San Miguel de los Reyes has hosted this Saturday, January 28, a reparation ceremony for the victims of Franco’s repression. The act is the first delivery of the remains of victims of Francoism identified through a project in which the Valencian Government, the University of Valencia and the Foundation for the Promotion of Health and Biomedical Research in the Valencian Community (Fisabio) participate.
The Regional Minister of Participation, Transparency, Cooperation and Democratic Quality, Rosa Pérez Garijo, has presided over the act of delivering the remains of 17 victims of Franco’s repression exhumed from graves 21, 22 and 112 of the Paterna cemetery. Among other people, the president of Pit 112, Carmen Gómez; that of Pit 21, PilarTaberner, and the secretary of Pit 22, Sonia Martínez.
The project for the investigation and improvement of the identification rate of the victims of the Civil War and the Franco dictatorship is part of the collaboration agreement between the Ministry of Participation, Transparency, Cooperation and Democratic Quality, Fisabio and the University of Valencia.
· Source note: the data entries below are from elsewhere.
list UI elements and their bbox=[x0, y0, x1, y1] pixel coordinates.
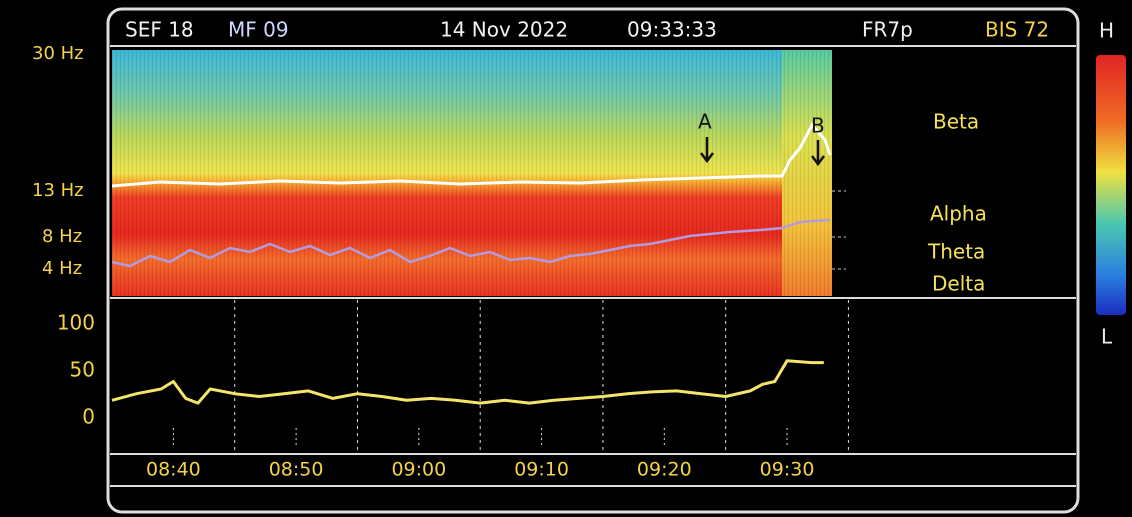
band-label: Delta bbox=[932, 272, 985, 296]
monitor: SEF 18 MF 09 14 Nov 2022 09:33:33 FR7p B… bbox=[0, 0, 1132, 517]
x-tick-label: 08:40 bbox=[146, 459, 201, 481]
bis-readout: BIS 72 bbox=[985, 18, 1049, 42]
x-tick-label: 08:50 bbox=[269, 459, 324, 481]
freq-label: 30 Hz bbox=[32, 43, 84, 64]
y-tick-label: 50 bbox=[70, 358, 95, 382]
band-label: Theta bbox=[927, 240, 985, 264]
scale-high: H bbox=[1099, 19, 1114, 43]
annotation: B bbox=[811, 114, 825, 138]
color-scale bbox=[1096, 55, 1126, 315]
scale-low: L bbox=[1101, 325, 1113, 349]
spectrogram-texture bbox=[112, 50, 832, 296]
x-tick-label: 09:20 bbox=[637, 459, 692, 481]
y-tick-label: 100 bbox=[57, 311, 95, 335]
sef: SEF 18 bbox=[125, 18, 194, 42]
page: { "header": {"sef": "SEF 18", "mf": "MF … bbox=[0, 0, 1132, 517]
freq-label: 13 Hz bbox=[32, 180, 84, 201]
annotation: A bbox=[698, 110, 712, 134]
date: 14 Nov 2022 bbox=[440, 18, 568, 42]
band-label: Beta bbox=[933, 110, 979, 134]
x-tick-label: 09:30 bbox=[760, 459, 815, 481]
band-label: Alpha bbox=[930, 202, 987, 226]
x-tick-label: 09:00 bbox=[391, 459, 446, 481]
bis-line bbox=[112, 361, 824, 403]
mode: FR7p bbox=[862, 18, 913, 42]
clock: 09:33:33 bbox=[627, 18, 717, 42]
freq-label: 8 Hz bbox=[42, 226, 82, 247]
y-tick-label: 0 bbox=[82, 405, 95, 429]
x-tick-label: 09:10 bbox=[514, 459, 569, 481]
mf: MF 09 bbox=[228, 18, 289, 42]
freq-label: 4 Hz bbox=[42, 258, 82, 279]
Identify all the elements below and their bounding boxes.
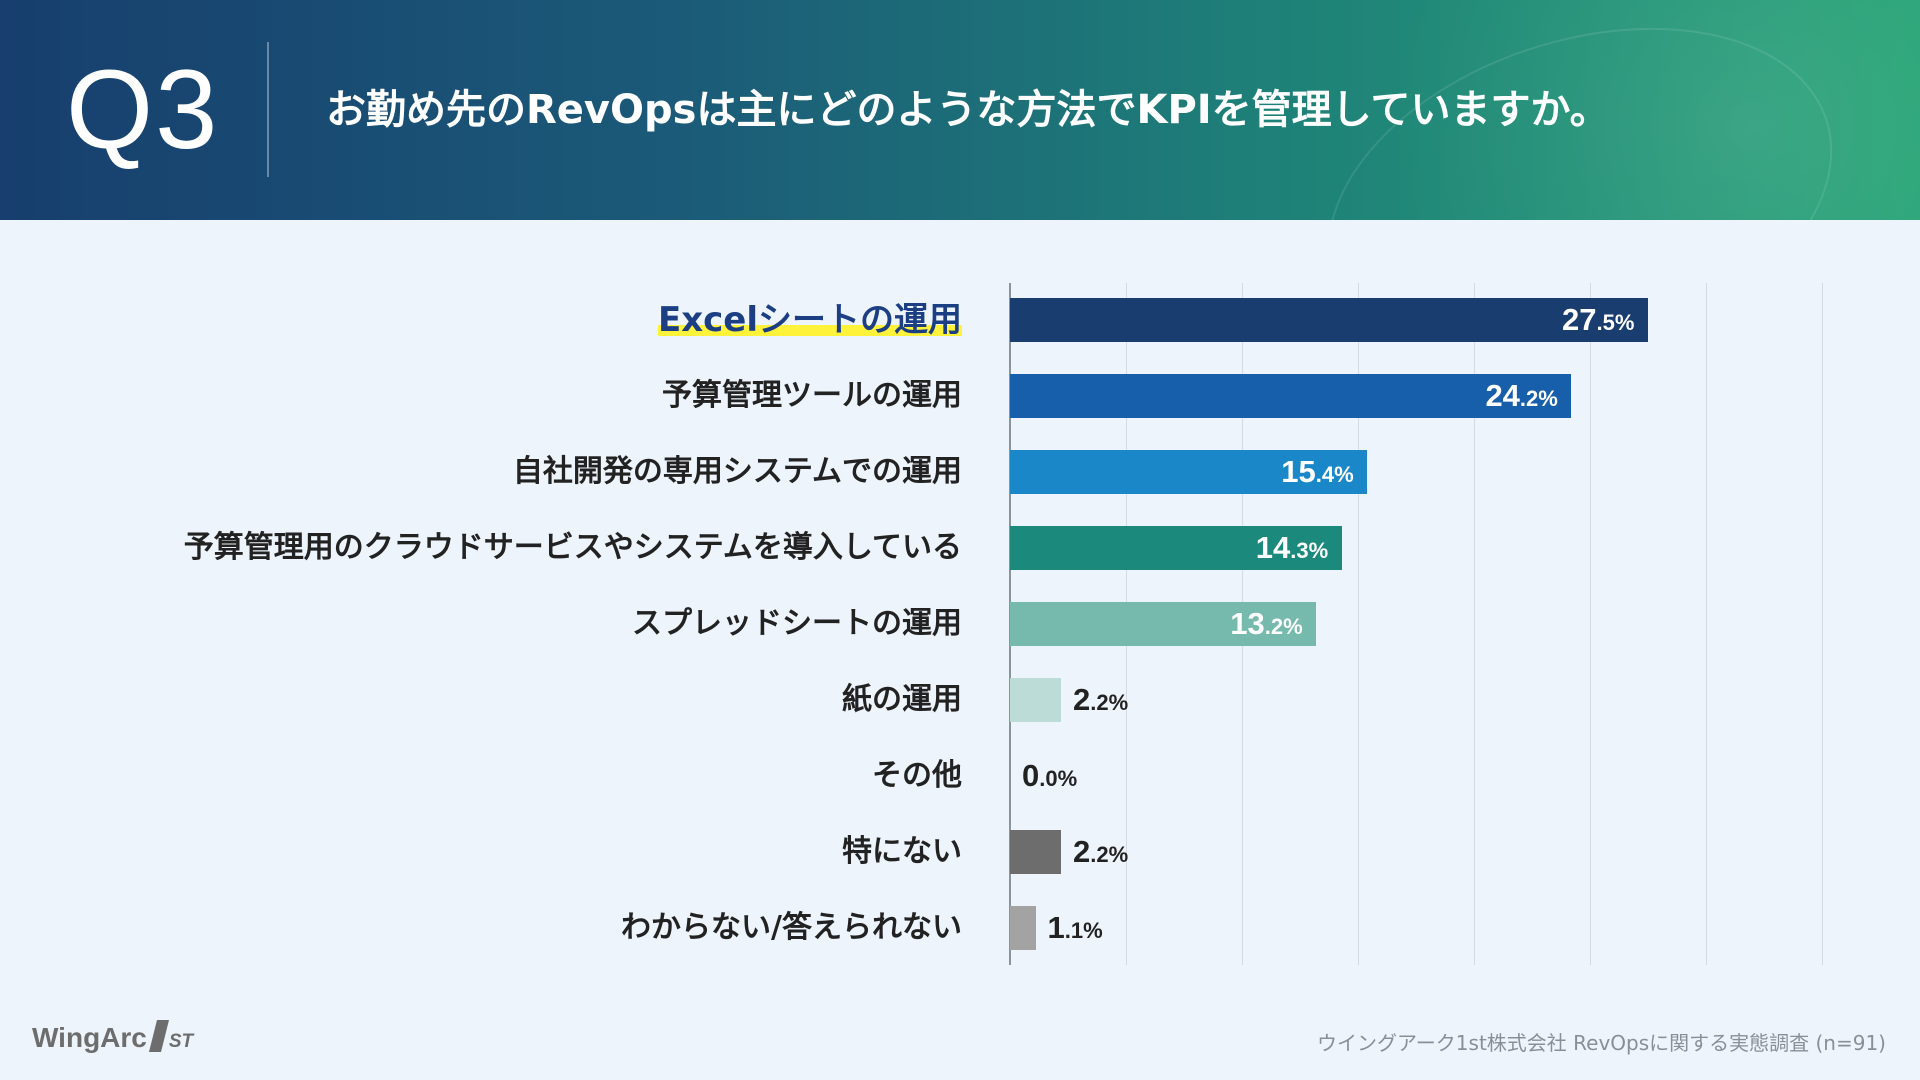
bar [1010, 830, 1062, 874]
category-label: 予算管理用のクラウドサービスやシステムを導入している [183, 530, 962, 565]
category-label: 自社開発の専用システムでの運用 [512, 454, 962, 489]
category-label: その他 [872, 758, 962, 793]
category-label: 紙の運用 [842, 682, 962, 717]
bar [1010, 906, 1036, 950]
logo-suffix: ST [168, 1031, 194, 1052]
value-label: 14.3% [1255, 530, 1329, 565]
value-label: 24.2% [1485, 378, 1558, 413]
wingarc-logo: WingArc ST [32, 1018, 193, 1062]
value-label: 15.4% [1281, 454, 1354, 489]
decorative-swirl [1320, 0, 1920, 220]
gridline [1358, 283, 1359, 965]
bar [1010, 526, 1342, 570]
logo-mark [148, 1020, 169, 1052]
header-banner: Q3 お勤め先のRevOpsは主にどのような方法でKPIを管理していますか。 [0, 0, 1920, 220]
header-divider [267, 42, 269, 177]
category-label: 予算管理ツールの運用 [662, 378, 962, 413]
bar [1010, 678, 1062, 722]
value-label: 27.5% [1562, 302, 1635, 337]
bar [1010, 450, 1368, 494]
category-label: 特にない [842, 834, 962, 869]
value-label: 13.2% [1230, 606, 1303, 641]
gridline [1590, 283, 1591, 965]
gridline [1822, 283, 1823, 965]
value-label: 1.1% [1047, 910, 1103, 945]
gridline [1706, 283, 1707, 965]
bar [1010, 602, 1317, 646]
gridline [1474, 283, 1475, 965]
question-number: Q3 [66, 47, 220, 172]
bar [1010, 298, 1648, 342]
bar [1010, 374, 1572, 418]
category-label: わからない/答えられない [621, 910, 962, 945]
question-text: お勤め先のRevOpsは主にどのような方法でKPIを管理していますか。 [326, 87, 1610, 133]
value-label: 2.2% [1073, 834, 1129, 869]
value-label: 2.2% [1073, 682, 1129, 717]
value-label: 0.0% [1022, 758, 1078, 793]
source-note: ウイングアーク1st株式会社 RevOpsに関する実態調査 (n=91) [1317, 1031, 1886, 1055]
category-label: Excelシートの運用 [657, 300, 962, 340]
logo-text: WingArc [32, 1022, 147, 1053]
category-label: スプレッドシートの運用 [632, 606, 962, 641]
With a validity of four years, its objective is to promote the development of interdisciplinary projects that contribute to improving the identification rates of victims, as well as to implement new techniques and methodology in applied genetics in the field of victim found in graves identification, as well as their transfer and scientific and social dissemination.
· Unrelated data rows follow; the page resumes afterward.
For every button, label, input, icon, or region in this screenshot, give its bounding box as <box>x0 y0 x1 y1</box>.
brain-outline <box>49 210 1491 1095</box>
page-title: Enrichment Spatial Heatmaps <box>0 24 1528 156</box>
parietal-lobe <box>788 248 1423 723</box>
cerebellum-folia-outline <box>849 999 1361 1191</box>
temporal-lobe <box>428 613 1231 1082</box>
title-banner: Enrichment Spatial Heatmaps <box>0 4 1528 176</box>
The works focus on three lines of research: historical, forensic and genetic; and from each of these areas of knowledge they provide solutions to the interdisciplinary obstacles that make identification difficult. The line of historical and forensic research is carried out by the University of Valencia, while Fisabio is in charge of genetics.
The University of Valencia, and specifically the Faculty of Medicine, has been in charge of selecting the best preserved bone parts of the remains exhumed from the graves to extract the DNA in the best possible conditions. Also, from the Department of Modern and Contemporary History, the relatives who have provided their DNA samples have been interviewed, in order to obtain more information about the victims.